The men around the table nodded.

“Then I will turn this meeting over to Prime Minister Jean Antangana,” Essam said. “But I would like to say one more thing first. To the men in this room who serve directly under me within the security force—the Americans who have just entered the room are in charge. And you will obey their orders. I do not like this any more than any other man would like having to call upon an outside nation for help, but that is, unfortunately, the case.” He stopped speaking for a moment and looked toward Bolan. “I am sure the Americans understand our hesitancy.”

Bolan, and the other newcomers to the room, nodded.

“Nevertheless,” Essam restated, “that is the reality of the situation. We need their expertise, and they have graciously agreed to provide it.” He stepped back from the seat and a coffee-colored man of mixed race, wearing a blue business suit, white shirt and paisley tie took his place.

Essam moved to the chair the man had just vacated, directly across from Bolan.
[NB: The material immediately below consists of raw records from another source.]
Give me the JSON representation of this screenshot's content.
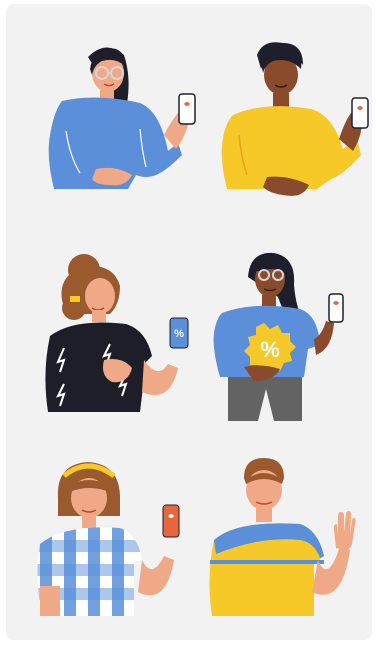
{
  "illustration": {
    "people": [
      {
        "name": "woman-glasses-blue-sweater",
        "props": [
          "phone-icon"
        ]
      },
      {
        "name": "man-yellow-sweater",
        "props": [
          "phone-icon"
        ]
      },
      {
        "name": "woman-bun-lightning-shirt",
        "props": [
          "card-percent-icon"
        ]
      },
      {
        "name": "woman-glasses-percent-badge",
        "props": [
          "percent-badge-icon",
          "phone-icon"
        ]
      },
      {
        "name": "woman-headband-gingham-shirt",
        "props": [
          "phone-icon"
        ]
      },
      {
        "name": "man-waving-striped-shirt",
        "props": [
          "wave-hand-icon"
        ]
      }
    ]
  },
  "colors": {
    "background": "#f2f2f2",
    "blue": "#5b8fd9",
    "yellow": "#f6c928",
    "dark": "#1e1e28",
    "orange": "#e8663e",
    "skin_light": "#f0a987",
    "skin_medium": "#c47a4e",
    "skin_dark": "#8a4b2c",
    "hair_dark": "#1f1f2b",
    "hair_brown": "#9a5a2e"
  }
}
The soldier could see that the prime minister was sick before he even opened his mouth.

Jean Antangana cleared his throat and his chest sounded as if marbles were rattling around against one another. “For those of you who have graciously come to our aid, I thank you.” Now that the man was standing, Bolan could see that Antangana’s suit was at least two sizes too large. The bony features of his face, along with a slightly yellow tint to his tanned skin, furthered his observation that the man was seriously ill. And had been for a long time.
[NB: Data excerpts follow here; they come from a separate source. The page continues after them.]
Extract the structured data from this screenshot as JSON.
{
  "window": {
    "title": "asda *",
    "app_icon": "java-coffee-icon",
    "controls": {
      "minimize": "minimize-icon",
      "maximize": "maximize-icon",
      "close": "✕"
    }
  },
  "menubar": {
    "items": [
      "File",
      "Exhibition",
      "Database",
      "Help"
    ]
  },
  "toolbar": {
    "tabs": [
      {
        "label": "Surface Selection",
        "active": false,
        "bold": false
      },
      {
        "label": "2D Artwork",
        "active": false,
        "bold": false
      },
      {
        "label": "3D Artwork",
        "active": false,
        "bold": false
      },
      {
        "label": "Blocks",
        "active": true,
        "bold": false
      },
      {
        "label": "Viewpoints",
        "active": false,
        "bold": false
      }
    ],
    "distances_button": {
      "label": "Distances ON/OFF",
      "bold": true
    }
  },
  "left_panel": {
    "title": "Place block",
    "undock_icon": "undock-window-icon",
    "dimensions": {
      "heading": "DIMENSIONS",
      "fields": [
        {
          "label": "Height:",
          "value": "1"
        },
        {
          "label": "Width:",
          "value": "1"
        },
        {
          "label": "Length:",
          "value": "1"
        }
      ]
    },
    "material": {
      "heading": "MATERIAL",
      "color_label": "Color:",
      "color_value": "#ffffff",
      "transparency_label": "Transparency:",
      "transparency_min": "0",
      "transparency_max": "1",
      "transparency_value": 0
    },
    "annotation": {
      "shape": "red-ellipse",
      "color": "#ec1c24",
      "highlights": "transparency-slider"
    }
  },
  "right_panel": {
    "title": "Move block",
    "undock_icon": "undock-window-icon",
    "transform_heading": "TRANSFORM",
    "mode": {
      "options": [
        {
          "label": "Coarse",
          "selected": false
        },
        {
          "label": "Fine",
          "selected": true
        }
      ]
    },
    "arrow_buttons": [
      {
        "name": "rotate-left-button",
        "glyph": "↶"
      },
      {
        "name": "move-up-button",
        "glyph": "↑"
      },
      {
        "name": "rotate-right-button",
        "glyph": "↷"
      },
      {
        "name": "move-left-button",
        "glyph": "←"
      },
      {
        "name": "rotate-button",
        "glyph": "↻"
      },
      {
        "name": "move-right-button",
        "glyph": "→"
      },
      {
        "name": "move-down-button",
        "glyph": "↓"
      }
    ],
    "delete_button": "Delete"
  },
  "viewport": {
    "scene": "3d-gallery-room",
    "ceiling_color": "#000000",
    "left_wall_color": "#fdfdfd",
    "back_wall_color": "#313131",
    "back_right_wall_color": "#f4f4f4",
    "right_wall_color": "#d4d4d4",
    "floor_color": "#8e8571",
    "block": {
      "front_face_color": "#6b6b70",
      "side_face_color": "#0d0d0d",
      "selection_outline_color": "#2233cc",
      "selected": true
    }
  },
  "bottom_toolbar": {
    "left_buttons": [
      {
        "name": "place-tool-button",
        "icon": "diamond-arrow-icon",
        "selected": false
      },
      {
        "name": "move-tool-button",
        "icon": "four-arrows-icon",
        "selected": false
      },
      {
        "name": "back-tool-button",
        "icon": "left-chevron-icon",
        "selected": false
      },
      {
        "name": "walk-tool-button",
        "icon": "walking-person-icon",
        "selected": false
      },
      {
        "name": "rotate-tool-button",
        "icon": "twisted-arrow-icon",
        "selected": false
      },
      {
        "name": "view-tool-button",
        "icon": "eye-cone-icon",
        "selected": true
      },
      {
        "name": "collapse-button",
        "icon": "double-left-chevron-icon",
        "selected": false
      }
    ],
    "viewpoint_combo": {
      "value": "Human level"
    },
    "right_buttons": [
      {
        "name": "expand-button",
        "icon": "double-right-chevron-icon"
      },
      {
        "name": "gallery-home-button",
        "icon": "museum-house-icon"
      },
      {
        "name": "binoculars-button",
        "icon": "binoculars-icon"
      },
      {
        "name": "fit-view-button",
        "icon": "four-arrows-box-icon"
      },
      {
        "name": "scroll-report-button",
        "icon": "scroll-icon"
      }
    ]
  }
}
“We are facing hard times,” Antangana finally went on. “Our president has left office and is on the run. Which, considering some of the outrageous actions he has taken, is not such a bad thing.”

There were chuckles around the room, but they had a fearful ring to them.

“And we have two men running for office who may be even more evil than Menye was.” He cleared his throat once more with the same peculiar rattling sound. When the spasm had passed, he said, “We cannot have this. Neither candidate, or party, is acceptable.”

A man toward the end of the table wearing BDU pants and a soiled brown T-shirt butted in. “If I might be so bold,” he said. “I see no reason not to kill them both.”

Antangana shook his head. “That would do no good,” he said. “Both the Cameroon People’s Union and the Kamerun National Democratic Party would simply install other men in their place. Keep in mind that this is an emergency election, and candidates are allowed to file right up to the day before the election.”

“Sir,” a black man wearing a lightweight tropical suit said, “why don’t you file for the position?” He cleared his throat nervously. “I am sure all of the men in this room would support you.”

There was a murmur of assent around the room.